J’ai obtenu un DEA à l’UBO avant d’enchaîner sur une année de spécialisation en halieutique à l’Agro Rennes (aujourd’hui Agrocampus Ouest). Ensuite, j’ai commencé à travailler comme responsable commercial dans une pisciculture du sud de la Bretagne, pendant 4 ans.  Je commercialisais la production de truites arc en ciel et dirigeais l’atelier de transformation (frais, surgelés, produits dérivés…). Puis la société a connu des difficultés et j’ai subi un licenciement économique. Comme j’avais déjà travaillé au sein du laboratoire de Daniel Prieur et de Michel Glémarec, je leur ai proposé d’y revenir pour faire une thèse. Les ASSEDIC (aujourd’hui Pôle Emploi) et l’État assuraient le maintien de mes indemnités de chômage pendant un an, renouvelable deux fois, pour peu que je suive une formation diplômante. Finalement, c’est Jean-Louis Nicolas (LPI, Ifremer, Brest) qui m’a proposé un sujet de thèse sur les maladies bactériennes (vibriose) des larves de coquilles St Jacques. J’ai ensuite fait un post-doc d’un an à Bergen en Norvège au sein de l’Havforskningsinstituttet (un peu l’équivalent d’Ifremer en Norvège) et en collaboration avec une structure d’élevage de coquilles St Jacques. Ce contrat était financé par une bourse européenne « Marie Curie ». Mon travail consistait cette fois-ci à isoler des bactéries “probiotiques” capables de réduire l’impact des souches pathogènes pour les larves de coquilles.
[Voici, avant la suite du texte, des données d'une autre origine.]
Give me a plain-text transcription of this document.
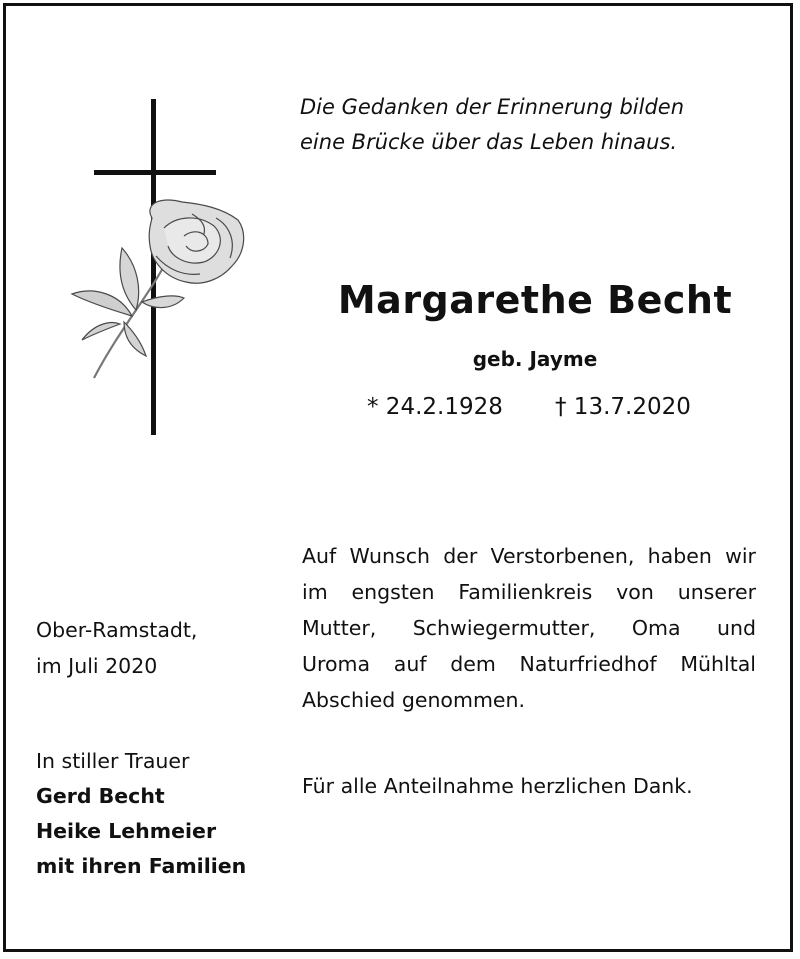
Die Gedanken der Erinnerung bilden
eine Brücke über das Leben hinaus.
Margarethe Becht
geb. Jayme
* 24.2.1928 † 13.7.2020
Auf Wunsch der Verstorbenen, haben wir
im engsten Familienkreis von unserer
Mutter, Schwiegermutter, Oma und
Uroma auf dem Naturfriedhof Mühltal
Abschied genommen.
Ober-Ramstadt,
im Juli 2020
In stiller Trauer
Gerd Becht
Heike Lehmeier
mit ihren Familien
Für alle Anteilnahme herzlichen Dank.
Un dossier de dépôt de brevet a même été rédigé, en norvégien, à partir de mes travaux, mais, à ma connaissance, il n’a jamais été valorisé.

Pourquoi as-tu choisi l’IUEM ?

Je suis rentré au LEMAR début 2000 en CDD dans l’équipe de Christine Paillard, Michel Auffret et Philippe Soudant pour travailler dans le cadre du programme MOREST sur les mortalités estivales de l’huître creuse Crassostrea gigas. Les 10 années suivantes ont vu s’échelonner les contrats sur projet de recherche, contrats ATER, et m’ont permis de développer l’activité cytométrie en flux, naissante à mon arrivée au laboratoire. Après quelques années, la direction du laboratoire a proposé avec insistance au CNRS la création d’un poste d’ingénieur de recherche pour pérenniser cette activité croissante, insistance qui a fini par payer. Une mobilité interne a d’abord été ouverte mais, heureusement pour moi, n’a pas trouvé de candidat adéquat. Un concours a donc été ouvert en externe et j’ai obtenu le poste fin 2010 avec la responsabilité de la plateforme de cytométrie du LEMAR.

Que fais-tu à l’IUEM ?

Aujourd’hui ma principale mission est d’animer et de gérer la plateforme CYTOMER, où l’on fait principalement de la cytométrie en flux et de la microscopie à épifluorescence sur les organismes marins. La cytométrie en flux est une technique d’analyse de cellules en suspension dans un flux liquide. Les cellules sont excitées par un ou plusieurs faisceaux laser et émettent ou diffractent alors des signaux lumineux. Cette lumière est quantifiée et révèle les caractéristiques optiques des cellules. C’est une technique qualitative et quantitative qui peut traiter jusqu’à 10 000 événements par seconde et permet de dénombrer les cellules (entre 0,5 et 40 µm, du virus à l’ovocyte d’huître), de comparer leurs « morphologies », leurs contenus (pigments chlorophylliens, ADN, lipides…), leurs activités physiologiques (viabilité, production de radicaux libres, activités enzymatiques, potentiel membranaire mitochondrial…).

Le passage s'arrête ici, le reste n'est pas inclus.